(Reuters) - Sirhan Sirhan, the assassin of Democratic presidential candidate Robert Kennedy in 1968, faces a California parole board for the 15th time on Wednesday.
Sirhan, 71, will have a suitability hearing at Richard J. Donovan Correctional Facility near San Diego, the California Board of Parole Hearings said on its website.
The Palestinian-born Sirhan is serving a life sentence for gunning down Kennedy at the Ambassador Hotel in Los Angeles, shortly after he won the California Democratic presidential primary.
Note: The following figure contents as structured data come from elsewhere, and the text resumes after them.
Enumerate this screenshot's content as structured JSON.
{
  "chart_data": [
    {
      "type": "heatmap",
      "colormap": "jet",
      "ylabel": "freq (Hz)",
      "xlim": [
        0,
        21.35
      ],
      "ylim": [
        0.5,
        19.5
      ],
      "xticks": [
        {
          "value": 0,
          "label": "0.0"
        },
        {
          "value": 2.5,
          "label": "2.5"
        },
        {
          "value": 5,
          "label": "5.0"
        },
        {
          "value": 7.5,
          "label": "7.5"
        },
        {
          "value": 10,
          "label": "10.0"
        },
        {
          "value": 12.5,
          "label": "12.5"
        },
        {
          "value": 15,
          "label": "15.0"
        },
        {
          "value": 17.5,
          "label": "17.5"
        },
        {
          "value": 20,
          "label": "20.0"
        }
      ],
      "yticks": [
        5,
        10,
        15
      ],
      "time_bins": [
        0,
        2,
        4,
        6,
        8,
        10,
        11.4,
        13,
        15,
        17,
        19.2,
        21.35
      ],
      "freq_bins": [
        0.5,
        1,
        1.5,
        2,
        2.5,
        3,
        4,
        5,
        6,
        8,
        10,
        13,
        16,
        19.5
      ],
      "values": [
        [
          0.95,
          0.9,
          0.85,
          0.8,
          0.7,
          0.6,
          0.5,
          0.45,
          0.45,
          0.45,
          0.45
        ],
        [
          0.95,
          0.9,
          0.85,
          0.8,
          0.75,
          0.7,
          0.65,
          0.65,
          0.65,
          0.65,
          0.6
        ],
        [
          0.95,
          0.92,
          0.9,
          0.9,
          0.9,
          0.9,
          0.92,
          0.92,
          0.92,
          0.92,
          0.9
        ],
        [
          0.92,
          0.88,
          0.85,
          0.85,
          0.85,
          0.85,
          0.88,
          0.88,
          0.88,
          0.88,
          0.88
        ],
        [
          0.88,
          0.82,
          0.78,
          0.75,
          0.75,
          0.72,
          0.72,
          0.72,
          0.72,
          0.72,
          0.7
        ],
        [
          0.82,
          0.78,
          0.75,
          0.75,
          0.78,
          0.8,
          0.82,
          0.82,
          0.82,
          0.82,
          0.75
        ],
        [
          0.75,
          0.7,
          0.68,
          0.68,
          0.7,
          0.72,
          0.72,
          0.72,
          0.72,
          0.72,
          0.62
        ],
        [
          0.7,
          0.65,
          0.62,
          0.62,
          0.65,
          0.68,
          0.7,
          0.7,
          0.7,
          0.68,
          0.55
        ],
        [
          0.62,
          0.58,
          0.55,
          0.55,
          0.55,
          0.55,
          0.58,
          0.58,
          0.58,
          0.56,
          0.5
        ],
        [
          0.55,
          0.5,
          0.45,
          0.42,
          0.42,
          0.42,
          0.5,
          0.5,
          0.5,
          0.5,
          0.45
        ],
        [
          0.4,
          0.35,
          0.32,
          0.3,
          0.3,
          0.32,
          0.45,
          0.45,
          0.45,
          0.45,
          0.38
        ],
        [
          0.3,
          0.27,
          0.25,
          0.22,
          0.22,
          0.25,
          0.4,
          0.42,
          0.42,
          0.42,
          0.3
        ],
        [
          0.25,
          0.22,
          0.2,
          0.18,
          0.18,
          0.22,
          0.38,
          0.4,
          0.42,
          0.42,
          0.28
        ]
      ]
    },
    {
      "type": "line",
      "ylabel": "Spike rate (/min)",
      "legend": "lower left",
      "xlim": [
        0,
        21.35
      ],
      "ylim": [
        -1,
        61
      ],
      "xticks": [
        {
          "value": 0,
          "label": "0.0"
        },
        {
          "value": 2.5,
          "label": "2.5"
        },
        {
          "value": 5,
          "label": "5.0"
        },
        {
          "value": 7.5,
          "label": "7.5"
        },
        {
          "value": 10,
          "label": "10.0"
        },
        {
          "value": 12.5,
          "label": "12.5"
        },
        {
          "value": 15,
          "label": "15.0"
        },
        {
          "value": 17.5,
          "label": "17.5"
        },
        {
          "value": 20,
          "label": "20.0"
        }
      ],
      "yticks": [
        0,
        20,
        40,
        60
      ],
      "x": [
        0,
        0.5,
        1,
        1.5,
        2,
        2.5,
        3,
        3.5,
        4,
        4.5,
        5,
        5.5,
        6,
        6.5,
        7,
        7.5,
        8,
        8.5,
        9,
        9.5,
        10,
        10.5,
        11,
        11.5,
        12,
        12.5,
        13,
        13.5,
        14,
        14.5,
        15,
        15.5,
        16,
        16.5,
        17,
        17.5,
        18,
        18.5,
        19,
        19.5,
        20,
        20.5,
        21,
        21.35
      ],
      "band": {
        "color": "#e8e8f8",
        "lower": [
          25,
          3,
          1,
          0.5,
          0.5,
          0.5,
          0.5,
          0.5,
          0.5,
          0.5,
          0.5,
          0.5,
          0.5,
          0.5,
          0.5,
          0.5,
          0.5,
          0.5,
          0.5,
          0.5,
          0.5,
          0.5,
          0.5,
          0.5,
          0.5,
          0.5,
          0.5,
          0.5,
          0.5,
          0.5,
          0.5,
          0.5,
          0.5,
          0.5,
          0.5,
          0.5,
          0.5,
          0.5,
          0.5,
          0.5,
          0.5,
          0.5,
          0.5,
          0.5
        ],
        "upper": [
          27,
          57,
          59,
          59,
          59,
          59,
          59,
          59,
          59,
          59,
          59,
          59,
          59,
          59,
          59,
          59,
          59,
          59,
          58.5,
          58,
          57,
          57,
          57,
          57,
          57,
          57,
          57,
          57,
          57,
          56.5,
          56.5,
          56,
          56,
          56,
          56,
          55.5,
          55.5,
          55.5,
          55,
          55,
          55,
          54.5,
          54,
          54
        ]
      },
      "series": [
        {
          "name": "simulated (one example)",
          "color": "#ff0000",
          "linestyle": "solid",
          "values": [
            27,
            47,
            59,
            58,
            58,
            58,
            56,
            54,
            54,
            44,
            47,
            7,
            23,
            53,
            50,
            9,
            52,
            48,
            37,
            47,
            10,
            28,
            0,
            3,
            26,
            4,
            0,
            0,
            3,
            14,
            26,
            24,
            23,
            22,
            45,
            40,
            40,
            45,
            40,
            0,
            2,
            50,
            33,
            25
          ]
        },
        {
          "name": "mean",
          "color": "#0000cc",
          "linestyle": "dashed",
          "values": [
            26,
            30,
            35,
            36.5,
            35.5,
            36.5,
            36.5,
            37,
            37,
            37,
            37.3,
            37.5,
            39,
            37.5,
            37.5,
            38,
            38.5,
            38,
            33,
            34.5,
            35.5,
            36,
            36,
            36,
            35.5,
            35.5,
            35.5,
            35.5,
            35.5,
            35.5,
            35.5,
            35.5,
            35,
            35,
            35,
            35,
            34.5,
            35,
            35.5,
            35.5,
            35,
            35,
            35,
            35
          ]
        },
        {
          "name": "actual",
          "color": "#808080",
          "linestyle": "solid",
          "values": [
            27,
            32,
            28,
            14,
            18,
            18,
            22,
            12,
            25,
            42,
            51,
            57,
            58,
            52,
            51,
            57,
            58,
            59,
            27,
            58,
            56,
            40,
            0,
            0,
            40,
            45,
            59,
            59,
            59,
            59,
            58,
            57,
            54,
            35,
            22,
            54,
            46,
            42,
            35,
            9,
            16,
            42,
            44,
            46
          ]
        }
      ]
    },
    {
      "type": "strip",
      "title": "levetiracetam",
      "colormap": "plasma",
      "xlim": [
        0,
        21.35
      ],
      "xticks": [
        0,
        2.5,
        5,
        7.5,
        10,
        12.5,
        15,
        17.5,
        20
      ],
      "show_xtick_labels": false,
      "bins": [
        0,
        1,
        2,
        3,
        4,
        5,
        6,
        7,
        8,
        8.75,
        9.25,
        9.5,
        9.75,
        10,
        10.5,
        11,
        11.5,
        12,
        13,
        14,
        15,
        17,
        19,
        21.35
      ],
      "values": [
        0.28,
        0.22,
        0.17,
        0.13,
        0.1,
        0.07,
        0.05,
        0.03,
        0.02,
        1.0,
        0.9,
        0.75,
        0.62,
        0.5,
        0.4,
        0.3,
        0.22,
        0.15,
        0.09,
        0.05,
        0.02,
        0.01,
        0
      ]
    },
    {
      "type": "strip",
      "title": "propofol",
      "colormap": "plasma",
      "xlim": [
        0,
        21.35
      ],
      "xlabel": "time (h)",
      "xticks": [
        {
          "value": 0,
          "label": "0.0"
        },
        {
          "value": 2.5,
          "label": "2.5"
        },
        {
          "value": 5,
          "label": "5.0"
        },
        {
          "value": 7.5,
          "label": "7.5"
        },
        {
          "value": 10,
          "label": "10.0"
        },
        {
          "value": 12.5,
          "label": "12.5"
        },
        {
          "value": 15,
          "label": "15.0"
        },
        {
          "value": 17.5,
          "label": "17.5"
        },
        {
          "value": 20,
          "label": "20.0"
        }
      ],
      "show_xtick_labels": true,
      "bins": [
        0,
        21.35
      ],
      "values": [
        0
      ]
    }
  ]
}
Kennedy died the next day.
Sirhan was sentenced to death in 1969. His sentence was commuted to life in prison after California banned the death penalty.
He has said that he had no recollection of the killing and also that he had fired at Kennedy because he was enraged by his support for Israel.
Sirhan was last denied parole in 2011 and is being housed in a state prison in San Diego.
Sirhan's lawyers failed last year to persuade a U.S. District judge to free him because he was innocent.
Defense lawyers had argued that Sirhan had not been physically in position to fire the fatal shot, and that a second shooter and gun may have been responsible.
Kennedy was a U.S. senator from New York when he died at age 42. His older brother, President John F. Kennedy, was assassinated in 1963.